Having multiple layers increases the board’s ability to distribute energy, reduces cross-interference, eliminates electromagnetic interference and supports high-speed signals. While a stack-up level allows you to get multiple electronic circuits on a single board through the various layers of PCB board, the structure of the PCB stack-up design provides many other advantages:

1. A stack of PCB layers can help minimize the circuit vulnerability to external noise, as well as minimize radiation and decrease impedance and crosstalk problems on high-speed systems;
2. A good PCB stacking can also contribute to efficient and low-cost final production;
3. A correct stack of PCB layers can improve the electromagnetic compatibility of the project.
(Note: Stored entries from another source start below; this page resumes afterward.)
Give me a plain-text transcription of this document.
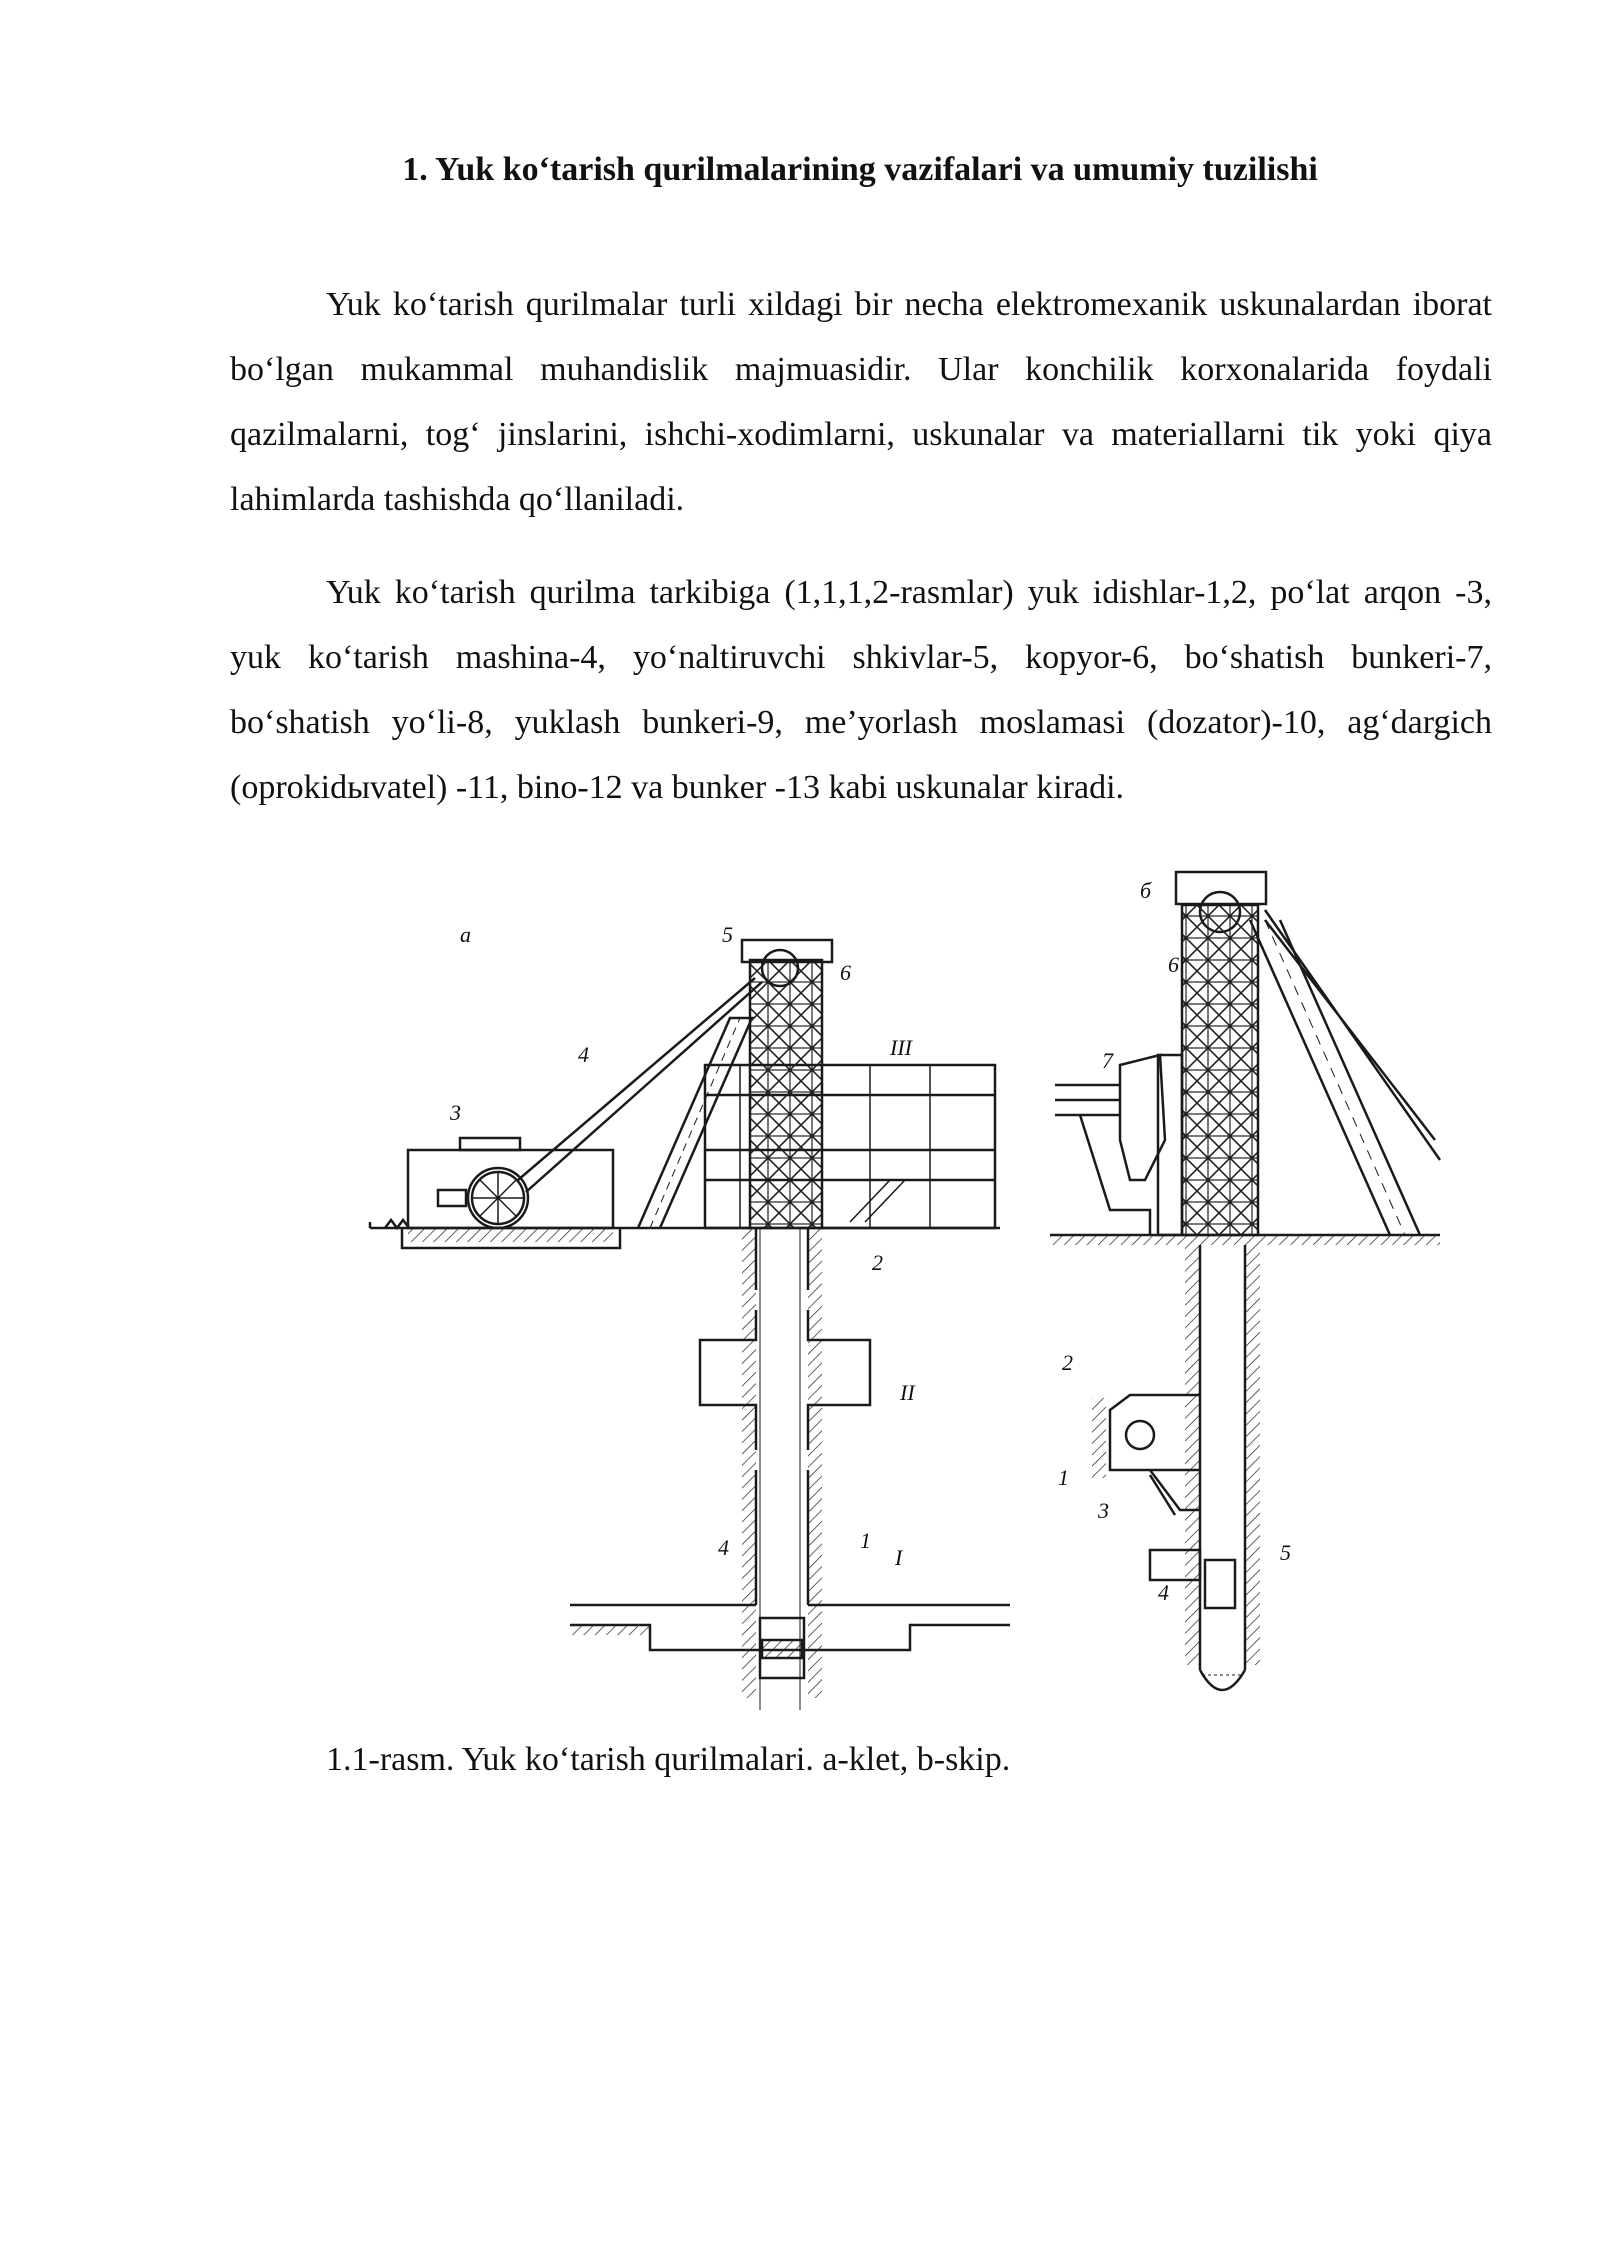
1. Yuk ko‘tarish qurilmalarining vazifalari va umumiy tuzilishi

Yuk ko‘tarish qurilmalar turli xildagi bir necha elektromexanik uskunalardan iborat bo‘lgan mukammal muhandislik majmuasidir. Ular konchilik korxonalarida foydali qazilmalarni, tog‘ jinslarini, ishchi-xodimlarni, uskunalar va materiallarni tik yoki qiya lahimlarda tashishda qo‘llaniladi.

Yuk ko‘tarish qurilma tarkibiga (1,1,1,2-rasmlar) yuk idishlar-1,2, po‘lat arqon -3, yuk ko‘tarish mashina-4, yo‘naltiruvchi shkivlar-5, kopyor-6, bo‘shatish bunkeri-7, bo‘shatish yo‘li-8, yuklash bunkeri-9, me’yorlash moslamasi (dozator)-10, ag‘dargich (oprokidыvatel) -11, bino-12 va bunker -13 kabi uskunalar kiradi.

a	5
6
4
3
III
2
II
4	1
I
б
6
7
2
1
3
5
4

1.1-rasm. Yuk ko‘tarish qurilmalari. a-klet, b-skip.
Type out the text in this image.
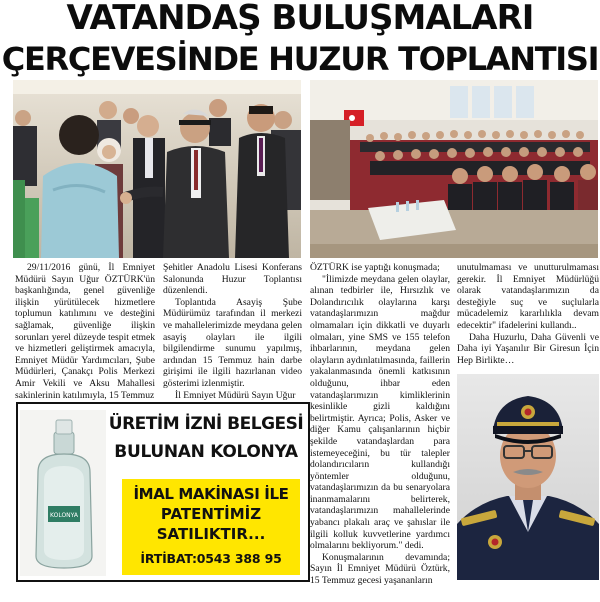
VATANDAŞ BULUŞMALARI
ÇERÇEVESİNDE HUZUR TOPLANTISI

29/11/2016 günü, İl Emniyet Müdürü Sayın Uğur ÖZTÜRK'ün başkanlığında, genel güvenliğe ilişkin yürütülecek hizmetlere toplumun katılımını ve desteğini sağlamak, güvenliğe ilişkin sorunları yerel düzeyde tespit etmek ve hizmetleri geliştirmek amacıyla, Emniyet Müdür Yardımcıları, Şube Müdürleri, Çanakçı Polis Merkezi Amir Vekili ve Aksu Mahallesi sakinlerinin katılımıyla, 15 Temmuz

Şehitler Anadolu Lisesi Konferans Salonunda Huzur Toplantısı düzenlendi.

Toplantıda Asayiş Şube Müdürümüz tarafından il merkezi ve mahallelerimizde meydana gelen asayiş olayları ile ilgili bilgilendirme sunumu yapılmış, ardından 15 Temmuz hain darbe girişimi ile ilgili hazırlanan video gösterimi izlenmiştir.

İl Emniyet Müdürü Sayın Uğur

ÖZTÜRK ise yaptığı konuşmada;

"İlimizde meydana gelen olaylar, alınan tedbirler ile, Hırsızlık ve Dolandırıcılık olaylarına karşı vatandaşlarımızın mağdur olmamaları için dikkatli ve duyarlı olmaları, yine SMS ve 155 telefon ihbarlarının, meydana gelen olayların aydınlatılmasında, faillerin yakalanmasında önemli katkısının olduğunu, ihbar eden vatandaşlarımızın kimliklerinin kesinlikle gizli kaldığını belirtmiştir. Ayrıca; Polis, Asker ve diğer Kamu çalışanlarının hiçbir şekilde vatandaşlardan para istemeyeceğini, bu tür talepler dolandırıcıların kullandığı yöntemler olduğunu, vatandaşlarımızın da bu senaryolara inanmamalarını belirterek, vatandaşlarımızın mahallelerinde yabancı plakalı araç ve şahıslar ile ilgili kolluk kuvvetlerine yardımcı olmalarını bekliyorum." dedi.

Konuşmalarının devamında; Sayın İl Emniyet Müdürü Öztürk, 15 Temmuz gecesi yaşananların

unutulmaması ve unutturulmaması gerekir. İl Emniyet Müdürlüğü olarak vatandaşlarımızın da desteğiyle suç ve suçlularla mücadelemiz kararlılıkla devam edecektir" ifadelerini kullandı..

Daha Huzurlu, Daha Güvenli ve Daha iyi Yaşanılır Bir Giresun İçin Hep Birlikte…

KOLONYA
ÜRETİM İZNİ BELGESİ
BULUNAN KOLONYA
İMAL MAKİNASI İLE
PATENTİMİZ
SATILIKTIR...
İRTİBAT:0543 388 95
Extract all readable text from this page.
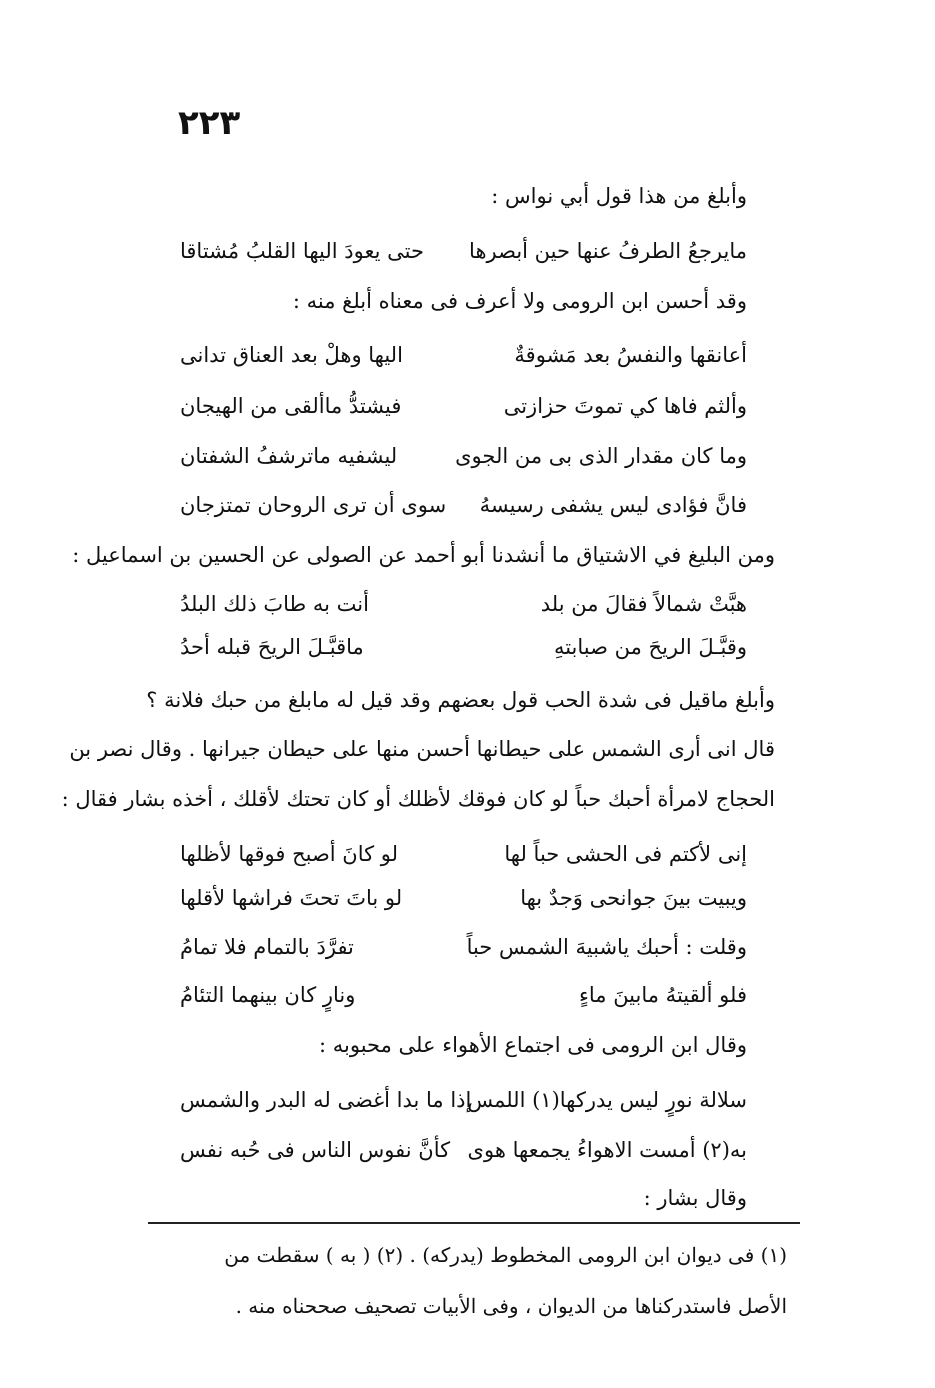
٢٢٣
وأبلغ من هذا قول أبي نواس :
مايرجعُ الطرفُ عنها حين أبصرها
حتى يعودَ اليها القلبُ مُشتاقا
وقد أحسن ابن الرومى ولا أعرف فى معناه أبلغ منه :
أعانقها والنفسُ بعد مَشوقةٌ
اليها وهلْ بعد العناق تدانى
وألثم فاها كي تموتَ حزازتى
فيشتدُّ ماألقى من الهيجان
وما كان مقدار الذى بى من الجوى
ليشفيه ماترشفُ الشفتان
فانَّ فؤادى ليس يشفى رسيسهُ
سوى أن ترى الروحان تمتزجان
ومن البليغ في الاشتياق ما أنشدنا أبو أحمد عن الصولى عن الحسين بن اسماعيل :
هبَّتْ شمالاً فقالَ من بلد
أنت به طابَ ذلك البلدُ
وقبَّـلَ الريحَ من صبابتهِ
ماقبَّـلَ الريحَ قبله أحدُ
وأبلغ ماقيل فى شدة الحب قول بعضهم وقد قيل له مابلغ من حبك فلانة ؟
قال انى أرى الشمس على حيطانها أحسن منها على حيطان جيرانها . وقال نصر بن
الحجاج لامرأة أحبك حباً لو كان فوقك لأظلك أو كان تحتك لأقلك ، أخذه بشار فقال :
إنى لأكتم فى الحشى حباً لها
لو كانَ أصبح فوقها لأظلها
ويبيت بينَ جوانحى وَجدٌ بها
لو باتَ تحتَ فراشها لأقلها
وقلت : أحبك ياشبيهَ الشمس حباً
تفرَّدَ بالتمام فلا تمامُ
فلو ألقيتهُ مابينَ ماءٍ
ونارٍ كان بينهما التئامُ
وقال ابن الرومى فى اجتماع الأهواء على محبوبه :
سلالة نورٍ ليس يدركها(١) اللمس
إذا ما بدا أغضى له البدر والشمس
به(٢) أمست الاهواءُ يجمعها هوى
كأنَّ نفوس الناس فى حُبه نفس
وقال بشار :
(١) فى ديوان ابن الرومى المخطوط (يدركه) . (٢) ( به ) سقطت من
الأصل فاستدركناها من الديوان ، وفى الأبيات تصحيف صححناه منه .
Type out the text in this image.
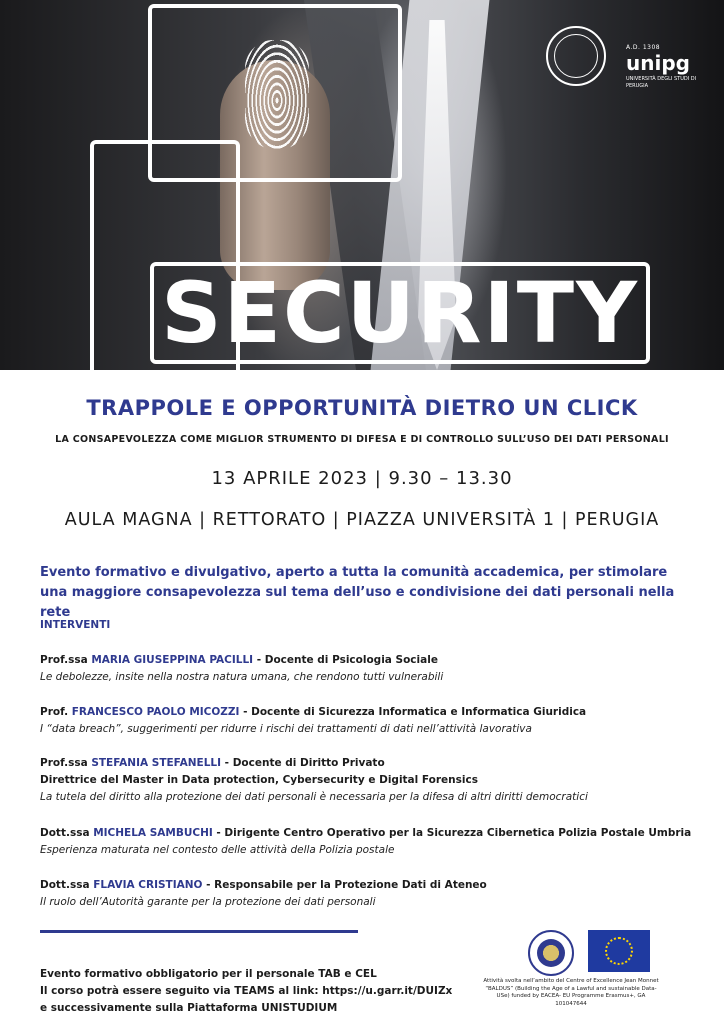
SECURITY
A.D. 1308
unipg
UNIVERSITÀ DEGLI STUDI DI PERUGIA
TRAPPOLE E OPPORTUNITÀ DIETRO UN CLICK
LA CONSAPEVOLEZZA COME MIGLIOR STRUMENTO DI DIFESA E DI CONTROLLO SULL’USO DEI DATI PERSONALI
13 APRILE 2023 | 9.30 – 13.30
AULA MAGNA | RETTORATO | PIAZZA UNIVERSITÀ 1 | PERUGIA
Evento formativo e divulgativo, aperto a tutta la comunità accademica, per stimolare
una maggiore consapevolezza sul tema dell’uso e condivisione dei dati personali nella rete
INTERVENTI
Prof.ssa MARIA GIUSEPPINA PACILLI - Docente di Psicologia Sociale
Le debolezze, insite nella nostra natura umana, che rendono tutti vulnerabili
Prof. FRANCESCO PAOLO MICOZZI - Docente di Sicurezza Informatica e Informatica Giuridica
I “data breach”, suggerimenti per ridurre i rischi dei trattamenti di dati nell’attività lavorativa
Prof.ssa STEFANIA STEFANELLI - Docente di Diritto Privato
Direttrice del Master in Data protection, Cybersecurity e Digital Forensics
La tutela del diritto alla protezione dei dati personali è necessaria per la difesa di altri diritti democratici
Dott.ssa MICHELA SAMBUCHI - Dirigente Centro Operativo per la Sicurezza Cibernetica Polizia Postale Umbria
Esperienza maturata nel contesto delle attività della Polizia postale
Dott.ssa FLAVIA CRISTIANO - Responsabile per la Protezione Dati di Ateneo
Il ruolo dell’Autorità garante per la protezione dei dati personali
Evento formativo obbligatorio per il personale TAB e CEL
Il corso potrà essere seguito via TEAMS al link: https://u.garr.it/DUIZx
e successivamente sulla Piattaforma UNISTUDIUM
Attività svolta nell’ambito del Centre of Excellence Jean Monnet “BALDUS” (Building the Age of a Lawful and sustainable Data-USe) funded by EACEA- EU Programme Erasmus+, GA 101047644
With a single-layer or double-layer PCB the board thickness is rarely considered. However, with the advent of multilayer PCBs, the pile of materials is starting to become more and more critical and the final cost is the factor that affects the entire project. The simplest stack-ups can include 4-layer PCBs, up to the more complex ones that require professional sequential lamination. The higher the number of layers, the more the designer is free to unravel his circuit, with less chance of stumbling into “impossible” solutions. The PCB overlapping operations consist in the arrangement of the copper layers and the insulating layers that make up a circuit. The stack-up you choose certainly plays an important role in the performance of the board in several ways.

For example, good layering can reduce the impedance of the board and limit radiation and crosstalk. It also has a major impact on the EMC performance of a product. On the other hand, poor stack-up design can significantly increase circuit radiation and noise. There are four important factors to consider when dealing with board stack-up:

1. Number of Layers
2. The number and types of plans used (power plans and ground plans);
3. Sorting and sequence of levels;
4. Spacing between levels.

Usually, not much consideration is given to these factors, except for those affecting the number of layers. Often the fourth factor is not even known to the PCB designer. When deciding on the number of layers, you need to consider the following:

1. The number of signals to be routed and their cost;
2. Operating frequency;
3. Whether the product will meet Class A or Class B emission requirements;
4. Whether the PCB will be in a shielded container or not;
5. Whether the design team is competent on EMC rules and regulations.

All factors are important and critical and should be considered equally. Multilayer boards that use mass and power plane provide a significant reduction in radiated emissions. A rule of thumb, which is often used, is that a four-layer board will produce 15 dB less radiation than a two-layer board, all other factors being equal.